For years, I have been a proponent of data quality measurement.

data quality kpiData quality cannot exist without management (and some would argue without governance).

Meaningful data quality metrics play a critical role in managing data quality.

Posts such as Don’t blow up the whale;   Changing data behaviour through KPIs, and  Accuracy, Completeness and Speed of Execution have different takes on this theme.

In recent years more corporations are understanding the importance of metrics in delivering better quality data.

Indeed, we are currently busy with a data metrics project for a listed South African bank – in this case to support, amongst other drivers, their BCBS 239 compliance program.

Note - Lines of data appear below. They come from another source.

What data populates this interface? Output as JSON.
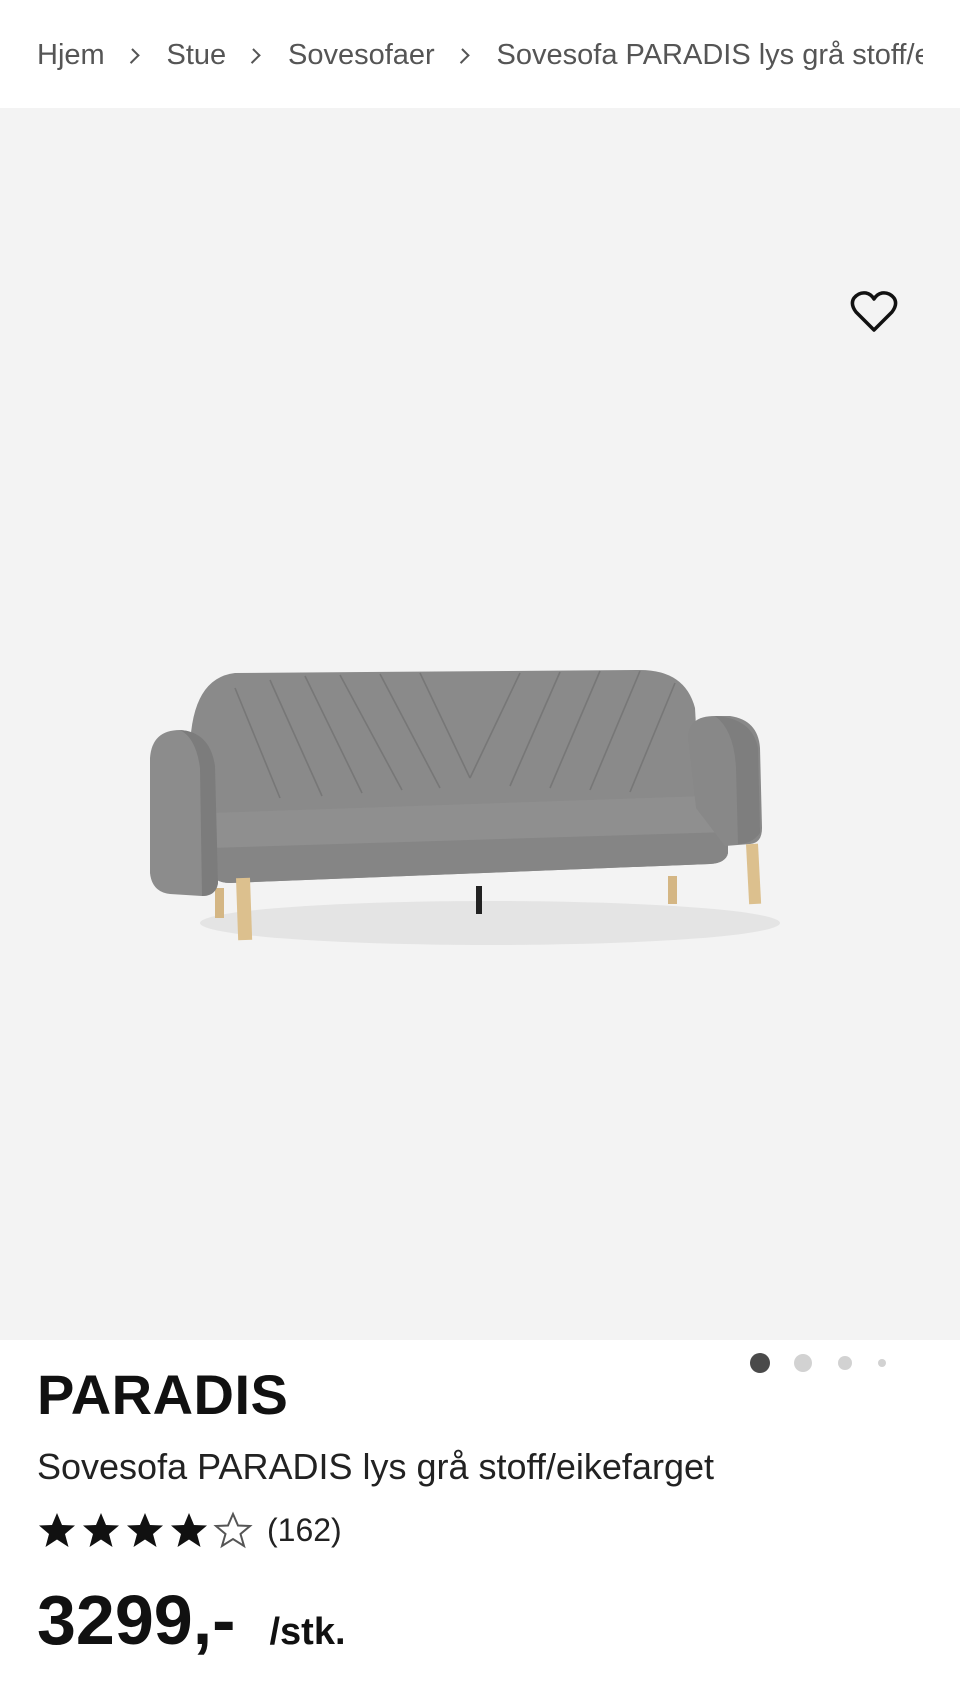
{
  "breadcrumb": {
    "items": [
      "Hjem",
      "Stue",
      "Sovesofaer"
    ],
    "current": "Sovesofa PARADIS lys grå stoff/eikefarget"
  },
  "gallery": {
    "image_subject": "grey sleeper sofa with oak-colored legs",
    "favorite_icon": "heart-icon",
    "slide_count": 4,
    "active_slide": 1
  },
  "product": {
    "brand": "PARADIS",
    "name": "Sovesofa PARADIS lys grå stoff/eikefarget",
    "rating": 4,
    "rating_max": 5,
    "review_count": "(162)",
    "price": "3299,-",
    "unit": "/stk."
  },
  "colors": {
    "gallery_bg": "#f3f3f3",
    "sofa_fabric": "#838383",
    "legs": "#dcc08e",
    "dot_active": "#4a4a4a",
    "dot_inactive": "#d2d2d2"
  }
}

Without metrics they cannot prove compliance. More importantly, without metrics they have no meaningful way of prioritising remediation work, they have no understanding of what is causing poor quality data to be captured and they cannot plan to improve the quality of data.

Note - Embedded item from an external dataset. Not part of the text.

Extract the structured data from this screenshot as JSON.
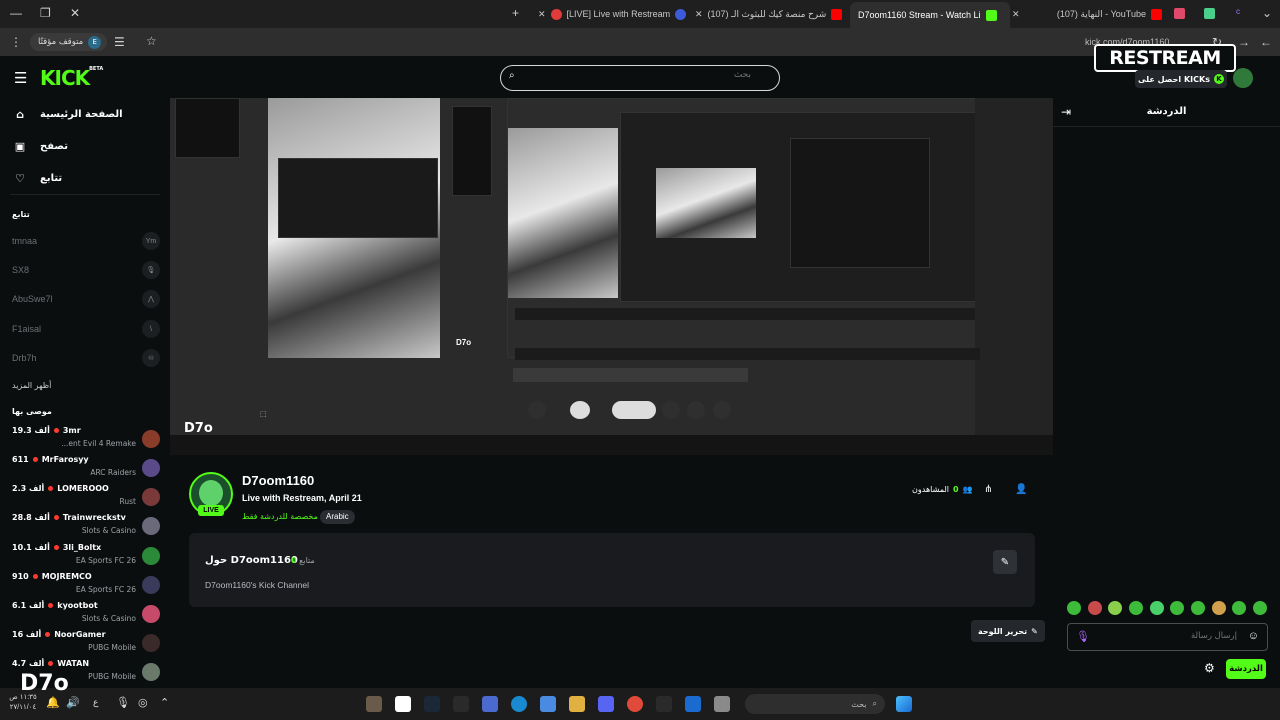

Yet, as important as they are, data quality metrics do not deliver quality data!

While you cannot manage something with measuring it, measuring it is NOT managing it.

Companies need to look beyond metrics to understand how they will deal with the issues identified.

Some issues may require manual remediation.

Who will deal with the issues raised, how will they be prioritised, tracked and monitored, how will you analyse the root cause of repeating issues, etc. These are data governance problems that require appropriate structures and a data issue management system.

Some issues must be resolved programmatically.

How will you correct common errors, standardise common fields such as phone numbers, scrub invalid values, add missing information, or match and resolve duplicate records?

Leaving these issues for manual intervention is counterproductive! More errors will be made during the remediation process, the issues will overwhelm your operational staff, and the problems will reoccur in  the future.

Far to often, technology choices are made based on the ability of the IT department to deliver metrics. To solve data quality problems, IT and business must consider an end to end data quality capability. This will be much more than the ability to deliver metric.